Texte intégral
Le Parisien : La gauche, selon vous, peut-elle diriger l’an prochain l’Ile-de-France ?
Dominique Strauss-Kahn : Oui. J’en ai la conviction. Nous présenterons, le moment venu, un projet global en ce sens. Déjà, nous sentons bien les préoccupations des Franciliens sont assez proches des valeurs des socialistes. Il faudra, pour ne citer que quelques exemples, réduire les déséquilibres à l’intérieur de la région par une meilleure répartition de la taxe professionnelle, mettre en œuvre une autre politique des transports, veiller à une véritable démocratie locale…
Le Parisien : Quel sera votre principal adversaire : Michel Giraud, l’actuel président de la région, ou Allain Juppé ?
Dominique Strauss-Kahn : Le combat ne se mène pas contre un homme, mais contre une majorité. Elle est largement dominée par le RPR qui dirige, depuis longtemps, la région dans des conditions d’opacité comparables à ce qui se passe à la mairie de Paris.
Le Parisien : La loi Robien est, aujourd’hui, critiquée par une partie de la majorité RPR-UDF qui lui reproche de coûter très cher à l’Etat…
Dominique Strauss-Kahn : La loi Robien est un symbole extraordinaire des contradictions de la majorité. Cette dernière s’est opposée pendant des années à la réduction du temps de travail.
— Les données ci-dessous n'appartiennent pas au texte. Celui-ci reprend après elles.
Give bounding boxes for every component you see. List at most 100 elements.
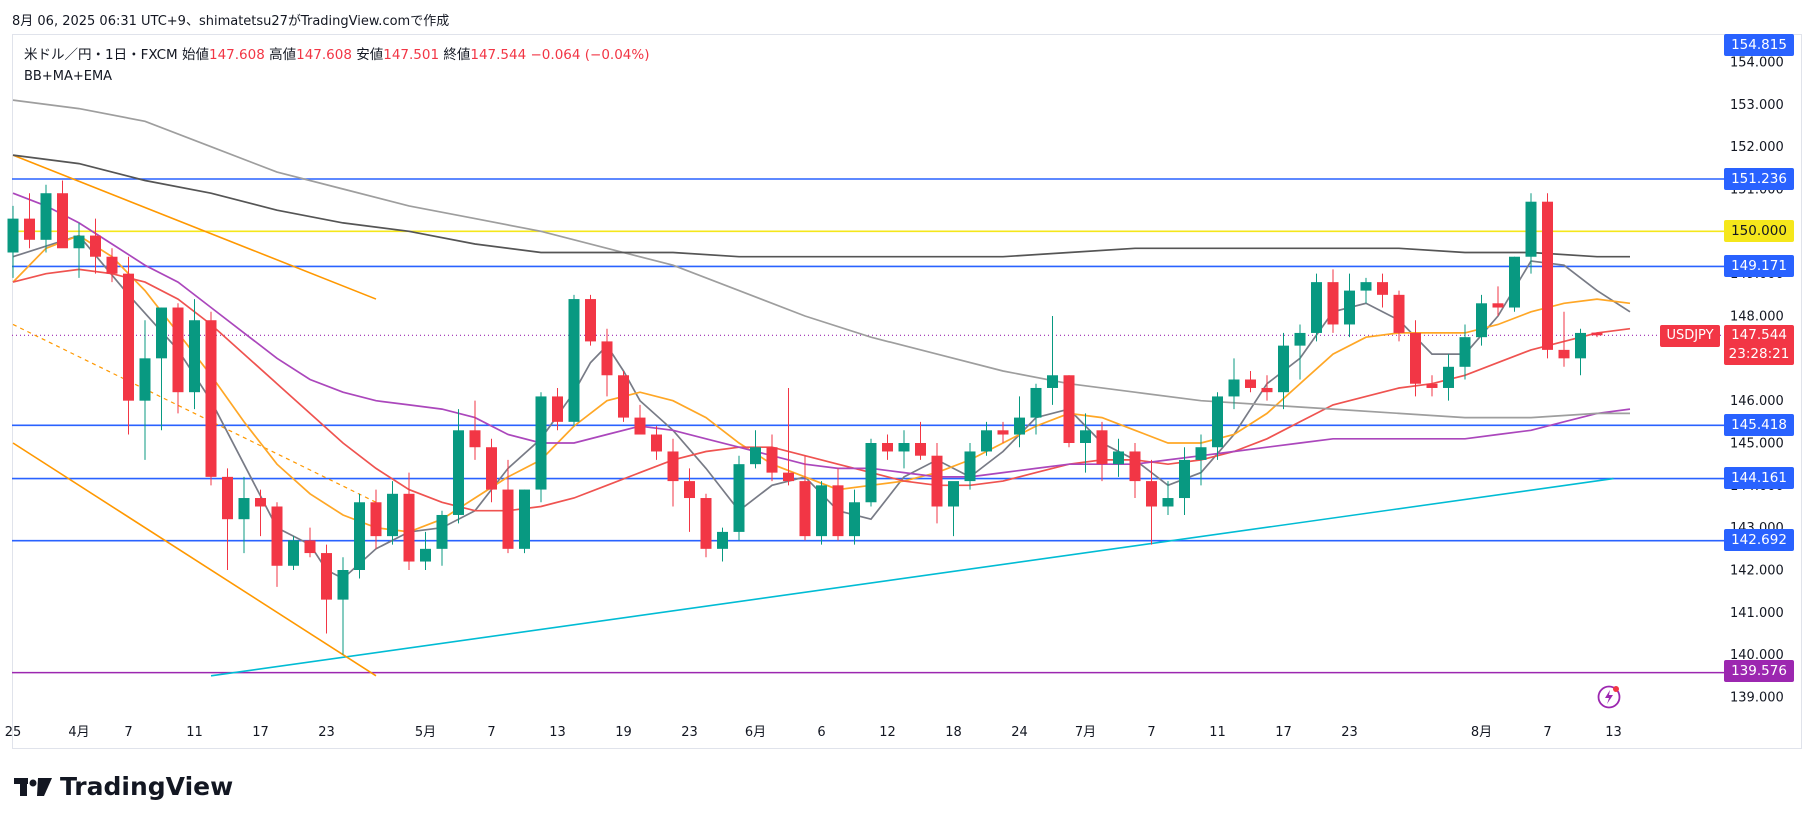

Elle a tout de même fini par mettre en place une loi – certes imparfaites – qui va dans le sens de la réduction du temps de travail. Mais, sur ce sujet-là aussi, le gouvernement n’a pas de vraie doctrine. Il est vrai que la loi Robien coûte atrocement cher. De plus, elle n’est appliquée qu’à titre défensif par des entreprises en difficulté. Cela dit, la réduction du temps de travail est un formidable dossier et doit s’appliquer à un champ beaucoup plus large. Il ne s’agit pas seulement d’éviter des licenciements mais, par ce biais, de créer des emplois.
Le Parisien : Jusqu’où le PS doit-il aller pour trouver un accord avec les Verts ?
Dominique Strauss-Kahn : Il est difficile de parler d’un accord tant qu’il n’a pas été définitivement signé, donc approuvé. Il est sans doute souhaitable que notre pays réfléchisse à l’avenir du nucléaire, à ses infrastructures, à une vraie politique de l’environnement, prenant ainsi en compte les préoccupations des Verts.
Le Parisien : Le PS approuve-t-il l’occupation du siège du Crédit foncier par ses salariés ?
Dominique Strauss-Kahn : On peut comprendre l’exaspération des salariés du Crédit foncier. On est aujourd’hui, après le retrait du plan du ministre de l’Economie, Jean Arthuis, dans une situation de blocage qui ne devrait pas surprendre : ce gouvernement fait chaque fois les mêmes impairs lorsque surgit un problème social.
Le Parisien : Pourquoi, cinquante ans après les faits, la spoliation des biens appartenant aux juifs pendant la guerre n’avait-elle, jusqu’ici, pas encore fait l’objet d’un examen sérieux ?
Dominique Strauss-Kahn : Notre pays n’a jamais accepté de regarder en face son histoire. Le renvoi de Maurice Papon devant les assises constitue la première reconnaissance officielle par le France de son passé. L’annonce par Alain Juppé de l’ouverture d’une enquête sur les biens juifs doit être portée à l’actif du Premier ministre. C’est un dossier difficile : il demandera du temps, mais il méritait d’être ouvert.